The next element to think about is the scope of the audit, for example if you set out to audit your supply chain well that's a pretty large beast so you may decide that this audit is about the purchase order process or the stores control process, that's what you audit, that part of it and the processes and procedures linked to it.

Once you have your audit you need to report out on it, otherwise, what's the point. Remember the 1^st customer of the audit is the department getting audited and so the output should be discussed with the department management and anyone else relevant to it before going out to a wider audience. It's also good practice to compare the audit to previous ones to show improvements over time as well.
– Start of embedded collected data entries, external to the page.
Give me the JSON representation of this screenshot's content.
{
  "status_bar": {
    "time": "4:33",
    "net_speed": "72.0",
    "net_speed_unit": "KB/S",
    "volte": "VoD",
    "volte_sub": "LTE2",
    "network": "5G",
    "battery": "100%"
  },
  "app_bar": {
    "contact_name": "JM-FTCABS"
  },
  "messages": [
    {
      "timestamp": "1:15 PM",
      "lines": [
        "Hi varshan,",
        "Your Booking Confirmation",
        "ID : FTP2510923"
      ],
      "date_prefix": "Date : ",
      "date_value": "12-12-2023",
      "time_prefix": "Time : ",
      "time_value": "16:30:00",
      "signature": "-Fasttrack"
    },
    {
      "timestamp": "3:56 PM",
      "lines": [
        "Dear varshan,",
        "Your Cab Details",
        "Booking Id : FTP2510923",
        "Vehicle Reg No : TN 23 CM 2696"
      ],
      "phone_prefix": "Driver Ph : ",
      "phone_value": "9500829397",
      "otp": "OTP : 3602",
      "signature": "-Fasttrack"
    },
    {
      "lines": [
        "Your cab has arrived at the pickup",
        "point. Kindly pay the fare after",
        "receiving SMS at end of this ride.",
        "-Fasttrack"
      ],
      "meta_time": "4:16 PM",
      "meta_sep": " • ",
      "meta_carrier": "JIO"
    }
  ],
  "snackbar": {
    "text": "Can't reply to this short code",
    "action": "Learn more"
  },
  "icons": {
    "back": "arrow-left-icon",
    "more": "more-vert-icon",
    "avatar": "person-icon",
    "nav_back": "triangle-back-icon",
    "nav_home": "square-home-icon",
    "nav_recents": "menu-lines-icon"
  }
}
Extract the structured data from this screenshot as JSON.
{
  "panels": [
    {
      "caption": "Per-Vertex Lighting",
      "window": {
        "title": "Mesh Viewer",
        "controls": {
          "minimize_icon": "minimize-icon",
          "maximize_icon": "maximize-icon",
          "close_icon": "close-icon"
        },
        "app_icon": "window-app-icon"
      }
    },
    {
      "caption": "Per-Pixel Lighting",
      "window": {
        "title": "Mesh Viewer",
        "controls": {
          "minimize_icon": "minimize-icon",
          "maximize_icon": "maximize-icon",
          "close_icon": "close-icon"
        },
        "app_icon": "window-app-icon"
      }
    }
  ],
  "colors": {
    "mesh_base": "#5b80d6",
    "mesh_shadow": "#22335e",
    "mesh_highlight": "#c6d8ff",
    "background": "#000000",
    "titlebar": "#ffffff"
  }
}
If the audit is any good there will be things found in it that could be improved, you need to decide if these are major things and so have a non-conformance or improvement notice raised or if they are just suggestions for things that could be done but not a must. Anything that is a non-conformance or improvement notice needs to be raised and acted upon in a realistic timeframe for your organisation, that may be hours, days, weeks even months… it's unlikely however to be years!

Finally, you need to retain the documented information as evidence that the audit program has been created and carried out and of course the results of the audit. There are many ways you can do this if a simple calendar was drawn up to reflect the audit plan is OK for example. Holding a copy of all the audits in a single folder would also work, referencing any non-conformances or improvement notices is certainly required and ideally being able to show them closed out would be good. An integrated system like Mango does most of this work for you.

Summary 

The requirement of clause 9.2 Internal Audit for ISO9001:2015 doesn't have to be feared, it's there to help ensure your system is working as intended and adding value to your business, it lets you uncover areas where you can both improve what you are doing and remove wasteful elements as well.

Planning and running with it is key to it as well as understanding that you don't have to audit everything every year, just want make sense and being able to back up that rational. Anyone can do the audit as long as they don't have a vested interest in the area they are auditing and of course you want to get value for money so you really do want to get some great suggestions and feedback on where you can improve on your processes form it.